Redakcja, Informacja własna

2022-01-02

Luis Ortiz (33-2, 28 KO) dwa razy wstawał z desek, ale pozbierał się i pokonał przed czasem Charlesa Martina (28-3-1, 25 KO), zostając tym samym obowiązkowym pretendentem do pasa IBF wagi ciężkiej, czyli dla zwycięzcy rewanżu Usyk vs Joshua.

Zaczęło się bardzo ciekawie. Kubańczyk przez dwie minuty kontrolował walkę prawym prostym, ale mocny lewy sierp za ucho w wykonaniu Amerykanina wysłał go na deski. Po przerwie "King Kong" dwukrotnie wciągnął na kontrę lewą ręką byłego mistrza świata, studząc nieco jego zapał. Ale ciężkie ciosy latały w powietrzu i nokaut mógł przyjść w każdym momencie.

Po spokojnej trzeciej odsłonie, w czwartej Martin doszedł do głosu. Na początku kilka razy trafił lewą ręką, a tuż przed przerwą posłał przeciwnika na deski prawym prostym. Oczywiście nie był to nokautujący cios, a nokdaun wynikał z trochę złego ustawienia nóg, lecz rundę trzeba było policzyć 10:8. Kolejne trzy minuty dobre po obu stronach i trudne do punktowania. Lepiej zaczął Ortiz, ale finiszował Martin.

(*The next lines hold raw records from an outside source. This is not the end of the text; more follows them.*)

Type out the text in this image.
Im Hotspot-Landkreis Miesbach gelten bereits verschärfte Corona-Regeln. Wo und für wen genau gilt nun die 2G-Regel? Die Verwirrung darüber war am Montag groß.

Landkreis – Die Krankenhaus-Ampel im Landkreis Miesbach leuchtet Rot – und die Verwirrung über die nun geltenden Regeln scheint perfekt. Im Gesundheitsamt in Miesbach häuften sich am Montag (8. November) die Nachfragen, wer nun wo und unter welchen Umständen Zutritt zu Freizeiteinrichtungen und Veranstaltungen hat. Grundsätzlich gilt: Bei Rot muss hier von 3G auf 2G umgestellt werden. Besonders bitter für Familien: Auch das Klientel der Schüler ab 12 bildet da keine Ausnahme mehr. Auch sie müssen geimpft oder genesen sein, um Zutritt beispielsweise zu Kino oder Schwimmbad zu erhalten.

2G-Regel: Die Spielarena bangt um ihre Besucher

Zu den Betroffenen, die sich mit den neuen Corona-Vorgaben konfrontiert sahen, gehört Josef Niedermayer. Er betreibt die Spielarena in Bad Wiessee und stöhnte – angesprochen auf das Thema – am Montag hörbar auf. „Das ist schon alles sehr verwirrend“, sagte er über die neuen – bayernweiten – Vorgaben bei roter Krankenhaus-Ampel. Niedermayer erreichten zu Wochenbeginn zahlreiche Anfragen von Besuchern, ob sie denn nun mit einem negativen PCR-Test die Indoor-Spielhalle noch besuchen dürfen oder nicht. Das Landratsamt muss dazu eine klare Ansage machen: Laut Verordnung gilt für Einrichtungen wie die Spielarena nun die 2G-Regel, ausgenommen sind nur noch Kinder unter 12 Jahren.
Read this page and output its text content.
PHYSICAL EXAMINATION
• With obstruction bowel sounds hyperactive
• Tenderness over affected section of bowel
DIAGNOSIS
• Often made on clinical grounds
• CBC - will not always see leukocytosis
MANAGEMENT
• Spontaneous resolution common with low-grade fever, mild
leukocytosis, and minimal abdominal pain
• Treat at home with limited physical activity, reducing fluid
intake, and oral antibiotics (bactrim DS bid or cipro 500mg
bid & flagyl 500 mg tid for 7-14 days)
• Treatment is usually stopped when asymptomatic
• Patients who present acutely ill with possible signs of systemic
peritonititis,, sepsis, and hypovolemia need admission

ORTIZ PRZEGRYWAŁ U WSZYSTKICH SĘDZIÓW: MOJA INTELIGENCJA WYGRAŁA >>>

Blisko 43-letni Ortiz wyszedł z opresji na początku szóstego starcia. Trafił potężnym lewym sierpowym na skroń i Martin... stanął jak wryty, będąc tak naprawdę znokautowany na stojąco. "King Kong" doskoczył i bijąc gdzie popadnie przewrócił byłego championa. Tego uratował fakt, że zaplątała mu się ręka w liny i sędzia po liczeniu dał mu kilka dodatkowych sekund na wyplątanie tej ręki. Ale Martin był bardzo zraniony. Ortiz zaczął bić seriami na korpus, a gdy rywal opuścił w końcu ręce, poprawił na górę i wyrównał liczbę nokdaunów na dwa do dwóch. Martin powstał na siedem, jednak liczący go Frank Santore popatrzył dawnemu mistrzowi w oczy i zastopował potyczkę w obawie przed ciężkim nokautem.